Medicine & Science in Sports & Exercise:
E-27 Free Communication/Poster - Pediatric Exercise Physiology: JUNE 1,2007 7:30 AM - 12:30 PM ROOM: Hall E
Eveland-Sayers, Brandi M.; Farley, Richard S.; Fuller, Dana K.; Morgan, Don W. FACSM; Caputo, Jennifer L.
Middle Tennessee State University, Murfreesboro, TN.
The benefits of physical fitness are widely acknowledged and extend across many domains of wellness. The association between physical fitness and academic achievement, however, remains to be clarified, especially in young children.
PURPOSE: To examine the relationship among health-related components of physical fitness and academic achievement scores in elementary school children.
METHODS: Data were collected from 134 third-, fourth-, and fifth-grade children. One-mile run time (sec), body mass index (kg/m2), curl-up (number completed), and sit and reach (cm) data were collected from the FITNESSGRAM and President's Challenge test batteries. Curl-up and sit-and-reach data were combined to form a single measure of muscular fitness.

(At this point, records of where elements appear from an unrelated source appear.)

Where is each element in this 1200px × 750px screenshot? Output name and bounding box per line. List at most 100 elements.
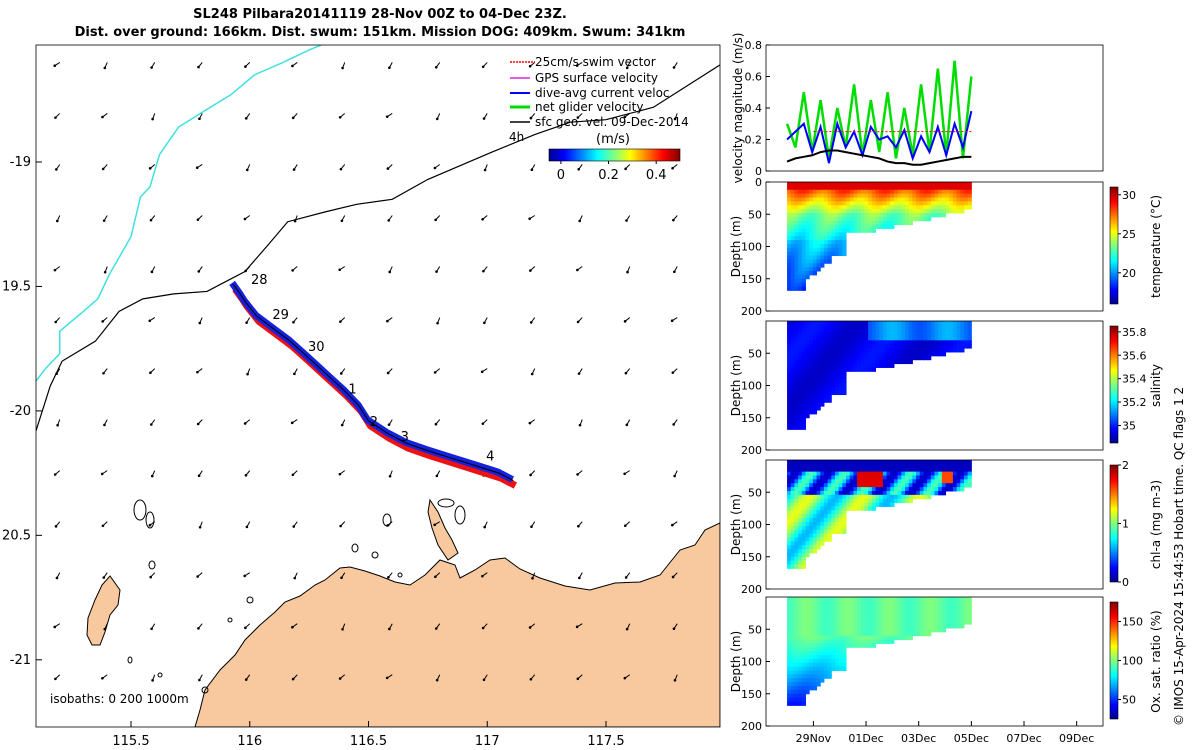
heatmap-cell bbox=[809, 529, 814, 535]
heatmap-cell bbox=[794, 236, 799, 241]
heatmap-cell bbox=[886, 471, 891, 476]
heatmap-cell bbox=[934, 197, 939, 202]
heatmap-cell bbox=[945, 471, 950, 476]
heatmap-cell bbox=[787, 243, 792, 249]
heatmap-cell bbox=[934, 344, 939, 349]
isobath-label: isobaths: 0 200 1000m bbox=[50, 692, 189, 706]
heatmap-cell bbox=[787, 697, 792, 702]
heatmap-cell bbox=[790, 236, 795, 241]
heatmap-cell bbox=[853, 620, 858, 625]
velocity-arrowhead bbox=[577, 524, 580, 528]
heatmap-cell bbox=[952, 467, 958, 473]
heatmap-cell bbox=[890, 212, 895, 218]
heatmap-cell bbox=[827, 624, 832, 629]
heatmap-cell bbox=[823, 460, 829, 465]
heatmap-cell bbox=[812, 197, 818, 202]
heatmap-cell bbox=[805, 545, 810, 550]
heatmap-cell bbox=[923, 351, 928, 357]
heatmap-cell bbox=[871, 324, 877, 330]
heatmap-cell bbox=[945, 463, 950, 469]
heatmap-cell bbox=[805, 510, 810, 515]
cbar-tick-label: 35.4 bbox=[1122, 373, 1147, 386]
heatmap-cell bbox=[834, 506, 840, 511]
heatmap-cell bbox=[798, 674, 803, 679]
heatmap-cell bbox=[805, 662, 810, 668]
heatmap-cell bbox=[919, 185, 924, 191]
heatmap-cell bbox=[949, 597, 954, 602]
heatmap-cell bbox=[809, 232, 814, 237]
heatmap-cell bbox=[871, 197, 877, 202]
heatmap-cell bbox=[809, 487, 814, 492]
heatmap-cell bbox=[834, 666, 840, 672]
heatmap-cell bbox=[816, 328, 821, 334]
heatmap-cell bbox=[890, 216, 895, 222]
heatmap-cell bbox=[886, 321, 891, 326]
heatmap-cell bbox=[794, 259, 799, 264]
heatmap-cell bbox=[805, 518, 810, 523]
heatmap-cell bbox=[930, 182, 935, 187]
heatmap-cell bbox=[790, 332, 795, 337]
heatmap-cell bbox=[823, 467, 829, 473]
heatmap-cell bbox=[790, 475, 795, 480]
heatmap-cell bbox=[952, 616, 958, 621]
heatmap-cell bbox=[790, 425, 795, 430]
heatmap-cell bbox=[823, 324, 829, 330]
heatmap-cell bbox=[809, 506, 814, 511]
heatmap-cell bbox=[820, 243, 825, 249]
velocity-arrowhead bbox=[54, 116, 57, 119]
heatmap-cell bbox=[809, 263, 814, 268]
heatmap-cell bbox=[831, 662, 836, 668]
heatmap-cell bbox=[838, 243, 843, 249]
heatmap-cell bbox=[879, 216, 884, 222]
heatmap-cell bbox=[816, 228, 821, 233]
heatmap-cell bbox=[849, 608, 854, 613]
heatmap-cell bbox=[787, 616, 792, 621]
heatmap-cell bbox=[823, 240, 829, 245]
day-label: 2 bbox=[370, 415, 378, 430]
heatmap-cell bbox=[823, 247, 829, 253]
heatmap-cell bbox=[871, 224, 877, 229]
heatmap-cell bbox=[905, 328, 910, 334]
heatmap-cell bbox=[849, 359, 854, 365]
heatmap-cell bbox=[798, 189, 803, 195]
heatmap-cell bbox=[901, 359, 906, 365]
heatmap-cell bbox=[945, 193, 950, 198]
vel-y-tick-label: 0.6 bbox=[745, 71, 763, 84]
heatmap-cell bbox=[842, 344, 847, 349]
heatmap-cell bbox=[938, 332, 943, 337]
heatmap-cell bbox=[838, 467, 843, 473]
heatmap-cell bbox=[787, 529, 792, 535]
heatmap-cell bbox=[846, 212, 851, 218]
heatmap-cell bbox=[916, 483, 921, 488]
heatmap-cell bbox=[912, 185, 917, 191]
velocity-arrowhead bbox=[198, 117, 201, 121]
heatmap-cell bbox=[801, 232, 806, 237]
heatmap-cell bbox=[857, 471, 862, 476]
heatmap-cell bbox=[812, 467, 818, 473]
velocity-arrowhead bbox=[575, 625, 579, 629]
heatmap-cell bbox=[930, 209, 935, 214]
heatmap-cell bbox=[945, 483, 950, 488]
heatmap-cell bbox=[812, 247, 818, 253]
heatmap-cell bbox=[809, 682, 814, 687]
heatmap-cell bbox=[860, 197, 865, 202]
heatmap-cell bbox=[809, 398, 814, 403]
heatmap-cell bbox=[794, 697, 799, 702]
heatmap-cell bbox=[790, 274, 795, 280]
heatmap-cell bbox=[897, 209, 902, 214]
heatmap-cell bbox=[853, 185, 858, 191]
heatmap-cell bbox=[860, 332, 865, 337]
heatmap-cell bbox=[886, 608, 891, 613]
heatmap-cell bbox=[960, 597, 965, 602]
heatmap-cell bbox=[809, 220, 814, 226]
velocity-arrowhead bbox=[151, 117, 154, 121]
heatmap-cell bbox=[823, 510, 829, 515]
heatmap-cell bbox=[842, 620, 847, 625]
heatmap-cell bbox=[820, 367, 825, 372]
heatmap-cell bbox=[967, 463, 972, 469]
velocity-arrowhead bbox=[148, 319, 152, 323]
heatmap-cell bbox=[960, 328, 965, 334]
reef-9 bbox=[371, 551, 379, 559]
heatmap-cell bbox=[827, 510, 832, 515]
heatmap-cell bbox=[908, 359, 913, 365]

The percentage of questions answered correctly for the mathematics and reading/language arts sections of the TerraNova achievement test was obtained as a valid and objective measure of academic achievement.
RESULTS: For the overall sample, a negative association (p < .01) was noted between 1-mile run times and mathematics scores (r = −.28), whereas a positive relationship (p < .05) was observed between muscular fitness and mathematics scores (r = .20). Relative to sex differences, inverse relationships (p < .05) were observed between 1-mile run times and reading/language arts and mathematics scores in girls (r = −.31, and -.36, respectively), but no statistically significant associations were evident in boys.
CONCLUSION: results from this study provide evidence to support a link between specific components of physical fitness and selected indices of academic achievement in elementary school children.